QS Study

High Rocky Coasts: Erosional Landforms

Along the high rocky coasts, the rivers appear to have been drowned with the highly irregular coastline. The coastline appears highly indented with an extension of water into the land where glacial valleys (fjords) are present. The hillsides drop off sharply into the water. Shores do not show any depositional landforms initially. Erosion features dominate.

Along high rocky coasts, waves break with great force against the land shaping the hillsides into cliffs. With constant pounding by waves, the cliffs recede leaving a wave-cut platform in front of the sea cliff. Waves gradually minimize the irregularities along the shore.

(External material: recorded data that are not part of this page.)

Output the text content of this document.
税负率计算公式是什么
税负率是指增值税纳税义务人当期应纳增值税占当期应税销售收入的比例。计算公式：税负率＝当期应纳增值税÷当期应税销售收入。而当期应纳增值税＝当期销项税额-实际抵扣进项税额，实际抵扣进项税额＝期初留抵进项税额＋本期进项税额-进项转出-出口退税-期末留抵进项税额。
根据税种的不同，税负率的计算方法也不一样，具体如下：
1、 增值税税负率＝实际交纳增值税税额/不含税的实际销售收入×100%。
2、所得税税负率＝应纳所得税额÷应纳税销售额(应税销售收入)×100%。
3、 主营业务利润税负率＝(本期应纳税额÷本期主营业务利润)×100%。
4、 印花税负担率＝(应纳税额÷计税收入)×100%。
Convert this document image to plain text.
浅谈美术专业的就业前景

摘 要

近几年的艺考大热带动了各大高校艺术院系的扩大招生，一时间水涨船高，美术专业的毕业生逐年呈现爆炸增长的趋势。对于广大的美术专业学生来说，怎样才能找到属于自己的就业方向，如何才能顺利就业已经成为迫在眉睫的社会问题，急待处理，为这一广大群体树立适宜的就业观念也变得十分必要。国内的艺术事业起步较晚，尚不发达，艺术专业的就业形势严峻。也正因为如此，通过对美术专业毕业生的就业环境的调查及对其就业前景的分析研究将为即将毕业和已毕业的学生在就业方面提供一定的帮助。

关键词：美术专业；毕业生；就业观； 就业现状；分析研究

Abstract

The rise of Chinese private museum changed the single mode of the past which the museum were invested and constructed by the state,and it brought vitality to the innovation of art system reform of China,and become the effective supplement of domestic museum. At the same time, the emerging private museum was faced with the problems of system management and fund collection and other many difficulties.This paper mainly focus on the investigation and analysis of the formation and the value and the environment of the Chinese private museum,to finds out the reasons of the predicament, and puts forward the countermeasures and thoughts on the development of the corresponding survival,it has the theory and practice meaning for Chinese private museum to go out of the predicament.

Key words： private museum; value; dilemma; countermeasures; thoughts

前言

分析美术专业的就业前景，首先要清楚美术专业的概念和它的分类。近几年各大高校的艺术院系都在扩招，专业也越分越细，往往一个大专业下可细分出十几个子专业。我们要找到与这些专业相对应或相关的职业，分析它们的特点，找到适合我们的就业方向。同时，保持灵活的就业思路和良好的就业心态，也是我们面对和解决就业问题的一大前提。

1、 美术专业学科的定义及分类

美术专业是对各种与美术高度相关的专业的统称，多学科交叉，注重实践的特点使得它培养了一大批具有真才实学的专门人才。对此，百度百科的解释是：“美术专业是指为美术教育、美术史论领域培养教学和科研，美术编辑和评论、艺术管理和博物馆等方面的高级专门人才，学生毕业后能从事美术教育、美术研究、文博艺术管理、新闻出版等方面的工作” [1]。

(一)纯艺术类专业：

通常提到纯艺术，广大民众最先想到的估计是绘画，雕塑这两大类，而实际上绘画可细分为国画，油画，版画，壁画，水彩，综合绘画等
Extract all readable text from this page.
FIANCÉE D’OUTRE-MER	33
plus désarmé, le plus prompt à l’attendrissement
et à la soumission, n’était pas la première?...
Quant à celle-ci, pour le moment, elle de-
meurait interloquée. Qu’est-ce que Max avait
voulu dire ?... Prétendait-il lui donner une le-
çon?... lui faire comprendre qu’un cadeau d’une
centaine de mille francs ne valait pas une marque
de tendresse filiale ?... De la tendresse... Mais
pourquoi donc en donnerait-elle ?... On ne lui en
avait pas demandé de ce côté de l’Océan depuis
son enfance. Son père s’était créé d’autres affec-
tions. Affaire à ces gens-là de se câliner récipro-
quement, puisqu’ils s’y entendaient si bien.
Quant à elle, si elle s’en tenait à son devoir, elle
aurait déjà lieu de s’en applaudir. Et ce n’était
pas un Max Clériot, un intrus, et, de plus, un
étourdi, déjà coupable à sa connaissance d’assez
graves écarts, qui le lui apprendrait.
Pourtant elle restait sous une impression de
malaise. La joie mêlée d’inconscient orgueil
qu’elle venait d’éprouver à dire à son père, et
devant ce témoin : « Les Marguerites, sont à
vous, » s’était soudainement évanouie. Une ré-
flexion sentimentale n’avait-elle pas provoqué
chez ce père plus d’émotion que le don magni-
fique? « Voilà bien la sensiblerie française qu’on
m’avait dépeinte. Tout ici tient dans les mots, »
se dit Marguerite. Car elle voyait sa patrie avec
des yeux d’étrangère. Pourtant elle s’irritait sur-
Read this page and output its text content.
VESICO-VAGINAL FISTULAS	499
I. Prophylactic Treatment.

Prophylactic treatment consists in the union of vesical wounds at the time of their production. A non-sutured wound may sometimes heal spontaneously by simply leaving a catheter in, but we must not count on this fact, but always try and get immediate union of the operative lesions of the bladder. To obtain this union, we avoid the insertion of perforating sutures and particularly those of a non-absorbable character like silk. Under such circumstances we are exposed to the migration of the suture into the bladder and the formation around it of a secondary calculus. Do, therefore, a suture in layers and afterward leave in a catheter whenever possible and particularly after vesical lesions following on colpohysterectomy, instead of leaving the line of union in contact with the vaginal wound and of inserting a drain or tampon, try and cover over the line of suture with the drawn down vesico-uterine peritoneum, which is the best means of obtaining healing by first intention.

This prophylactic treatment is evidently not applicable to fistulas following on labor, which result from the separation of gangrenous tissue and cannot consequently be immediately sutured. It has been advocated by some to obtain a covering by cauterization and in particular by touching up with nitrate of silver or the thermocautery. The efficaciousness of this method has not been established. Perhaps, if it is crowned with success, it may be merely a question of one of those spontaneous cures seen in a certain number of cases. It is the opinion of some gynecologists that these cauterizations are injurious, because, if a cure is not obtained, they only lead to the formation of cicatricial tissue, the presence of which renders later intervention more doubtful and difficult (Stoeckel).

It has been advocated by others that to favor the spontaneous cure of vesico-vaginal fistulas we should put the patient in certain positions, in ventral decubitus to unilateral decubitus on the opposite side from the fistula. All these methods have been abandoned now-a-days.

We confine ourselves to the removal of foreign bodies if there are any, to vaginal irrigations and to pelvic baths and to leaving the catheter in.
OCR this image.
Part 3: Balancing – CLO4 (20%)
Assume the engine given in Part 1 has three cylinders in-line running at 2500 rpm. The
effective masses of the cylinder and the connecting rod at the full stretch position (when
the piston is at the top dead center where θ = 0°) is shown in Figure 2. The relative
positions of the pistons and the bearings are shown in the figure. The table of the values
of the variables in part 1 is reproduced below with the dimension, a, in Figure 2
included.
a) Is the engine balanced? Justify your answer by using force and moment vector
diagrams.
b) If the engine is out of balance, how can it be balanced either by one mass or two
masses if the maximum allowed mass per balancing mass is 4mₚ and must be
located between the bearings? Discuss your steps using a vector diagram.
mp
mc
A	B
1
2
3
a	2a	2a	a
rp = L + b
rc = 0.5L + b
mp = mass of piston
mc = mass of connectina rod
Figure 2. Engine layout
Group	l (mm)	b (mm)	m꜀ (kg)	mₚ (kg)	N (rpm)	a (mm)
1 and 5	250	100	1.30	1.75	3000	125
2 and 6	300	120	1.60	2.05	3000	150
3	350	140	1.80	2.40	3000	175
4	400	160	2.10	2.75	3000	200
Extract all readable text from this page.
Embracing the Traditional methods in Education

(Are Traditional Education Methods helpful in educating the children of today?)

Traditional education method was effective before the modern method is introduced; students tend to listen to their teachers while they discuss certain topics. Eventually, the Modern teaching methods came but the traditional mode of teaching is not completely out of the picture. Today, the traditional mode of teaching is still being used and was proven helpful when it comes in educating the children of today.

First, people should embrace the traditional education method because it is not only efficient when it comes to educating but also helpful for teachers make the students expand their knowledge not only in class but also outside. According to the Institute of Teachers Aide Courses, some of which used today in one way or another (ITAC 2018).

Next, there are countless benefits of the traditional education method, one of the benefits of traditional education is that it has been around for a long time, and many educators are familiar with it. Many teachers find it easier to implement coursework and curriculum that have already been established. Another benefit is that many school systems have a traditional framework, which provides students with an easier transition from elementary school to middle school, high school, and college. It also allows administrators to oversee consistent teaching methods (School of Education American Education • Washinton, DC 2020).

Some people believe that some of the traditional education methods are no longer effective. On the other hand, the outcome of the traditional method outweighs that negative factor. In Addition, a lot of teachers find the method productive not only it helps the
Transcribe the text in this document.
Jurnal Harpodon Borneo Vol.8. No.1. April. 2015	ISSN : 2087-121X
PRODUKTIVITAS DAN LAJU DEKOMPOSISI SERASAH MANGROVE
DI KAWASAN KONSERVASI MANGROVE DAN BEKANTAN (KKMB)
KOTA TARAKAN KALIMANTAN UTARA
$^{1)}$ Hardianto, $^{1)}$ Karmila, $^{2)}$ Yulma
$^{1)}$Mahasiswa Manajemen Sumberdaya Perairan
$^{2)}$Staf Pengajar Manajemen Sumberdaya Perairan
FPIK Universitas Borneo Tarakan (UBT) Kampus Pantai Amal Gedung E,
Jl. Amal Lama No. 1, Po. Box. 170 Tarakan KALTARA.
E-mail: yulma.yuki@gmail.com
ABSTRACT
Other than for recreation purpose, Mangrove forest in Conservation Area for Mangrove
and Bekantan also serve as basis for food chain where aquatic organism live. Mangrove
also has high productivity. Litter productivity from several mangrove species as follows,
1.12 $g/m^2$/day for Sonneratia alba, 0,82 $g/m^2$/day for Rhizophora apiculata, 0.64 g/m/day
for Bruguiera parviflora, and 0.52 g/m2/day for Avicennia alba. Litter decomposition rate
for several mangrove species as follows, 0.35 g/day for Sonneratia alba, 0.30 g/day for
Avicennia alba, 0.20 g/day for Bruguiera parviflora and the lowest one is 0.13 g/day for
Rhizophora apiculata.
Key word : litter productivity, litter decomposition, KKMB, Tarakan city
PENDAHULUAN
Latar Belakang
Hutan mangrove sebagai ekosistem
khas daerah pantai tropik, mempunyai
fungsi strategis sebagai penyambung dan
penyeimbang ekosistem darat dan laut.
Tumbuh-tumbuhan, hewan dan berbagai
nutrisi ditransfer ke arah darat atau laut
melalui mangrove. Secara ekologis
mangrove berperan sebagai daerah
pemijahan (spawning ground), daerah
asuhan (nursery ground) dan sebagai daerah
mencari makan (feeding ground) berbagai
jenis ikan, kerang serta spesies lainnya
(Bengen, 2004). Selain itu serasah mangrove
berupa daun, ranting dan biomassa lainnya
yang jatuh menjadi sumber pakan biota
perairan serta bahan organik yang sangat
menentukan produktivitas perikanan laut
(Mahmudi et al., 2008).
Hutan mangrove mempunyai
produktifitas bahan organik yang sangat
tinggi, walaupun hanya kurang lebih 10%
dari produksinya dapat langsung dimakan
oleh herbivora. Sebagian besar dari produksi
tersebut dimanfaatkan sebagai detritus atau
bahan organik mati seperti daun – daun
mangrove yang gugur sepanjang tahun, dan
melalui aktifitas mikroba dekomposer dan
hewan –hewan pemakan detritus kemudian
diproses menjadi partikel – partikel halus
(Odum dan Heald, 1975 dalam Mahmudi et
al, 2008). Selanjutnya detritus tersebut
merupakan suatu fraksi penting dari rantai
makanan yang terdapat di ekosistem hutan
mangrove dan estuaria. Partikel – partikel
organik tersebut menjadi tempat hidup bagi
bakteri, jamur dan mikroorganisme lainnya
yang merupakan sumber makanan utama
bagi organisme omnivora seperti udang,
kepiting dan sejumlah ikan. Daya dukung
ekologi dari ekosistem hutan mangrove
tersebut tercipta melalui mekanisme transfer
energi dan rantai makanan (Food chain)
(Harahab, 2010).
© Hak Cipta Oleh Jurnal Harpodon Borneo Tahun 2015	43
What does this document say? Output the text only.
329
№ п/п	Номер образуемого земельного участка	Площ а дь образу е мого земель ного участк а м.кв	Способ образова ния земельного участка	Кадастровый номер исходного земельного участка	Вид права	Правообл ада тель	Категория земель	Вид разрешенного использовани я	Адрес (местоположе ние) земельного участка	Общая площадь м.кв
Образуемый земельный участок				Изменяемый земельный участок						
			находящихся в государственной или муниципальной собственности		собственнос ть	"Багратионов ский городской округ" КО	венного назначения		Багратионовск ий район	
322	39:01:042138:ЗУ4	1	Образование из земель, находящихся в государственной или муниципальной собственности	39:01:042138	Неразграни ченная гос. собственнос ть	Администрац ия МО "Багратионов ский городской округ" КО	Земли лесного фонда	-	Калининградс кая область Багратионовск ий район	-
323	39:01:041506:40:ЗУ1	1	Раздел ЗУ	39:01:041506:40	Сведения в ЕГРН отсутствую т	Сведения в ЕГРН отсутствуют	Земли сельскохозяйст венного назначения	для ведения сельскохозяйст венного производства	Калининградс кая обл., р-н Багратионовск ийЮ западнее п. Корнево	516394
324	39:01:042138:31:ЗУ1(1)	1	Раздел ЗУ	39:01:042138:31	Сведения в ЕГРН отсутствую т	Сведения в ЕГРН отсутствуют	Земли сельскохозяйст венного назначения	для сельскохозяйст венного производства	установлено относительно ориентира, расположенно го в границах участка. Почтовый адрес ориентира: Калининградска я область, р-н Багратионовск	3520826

The materials which fall off, and removed from the sea cliffs, gradually break into smaller fragments and roll to roundness, will get deposited in the offshore. After a considerable period of cliff development and retreat when coastline turns somewhat smooth, with the addition of some more material to this deposit in the offshore, a wave-built terrace would develop in front of the wave-cut terrace. As the erosion along the coast takes place a good supply material becomes available to longshore currents and waves to deposit them as beaches along the shore and as bars (long ridges of sand and/or shingle parallel to the coast) in the nearshore zone. Bars are submerged features and when bars show up above water, they are called barrier bars. Barrier bar which gets keyed up to the headland of a bay is called a spit. When bather bars and spits form at the mouth of a bay and block it, a lagoon forms. The lagoons would gradually get filled up by sediments from the land giving rise to a coastal plain.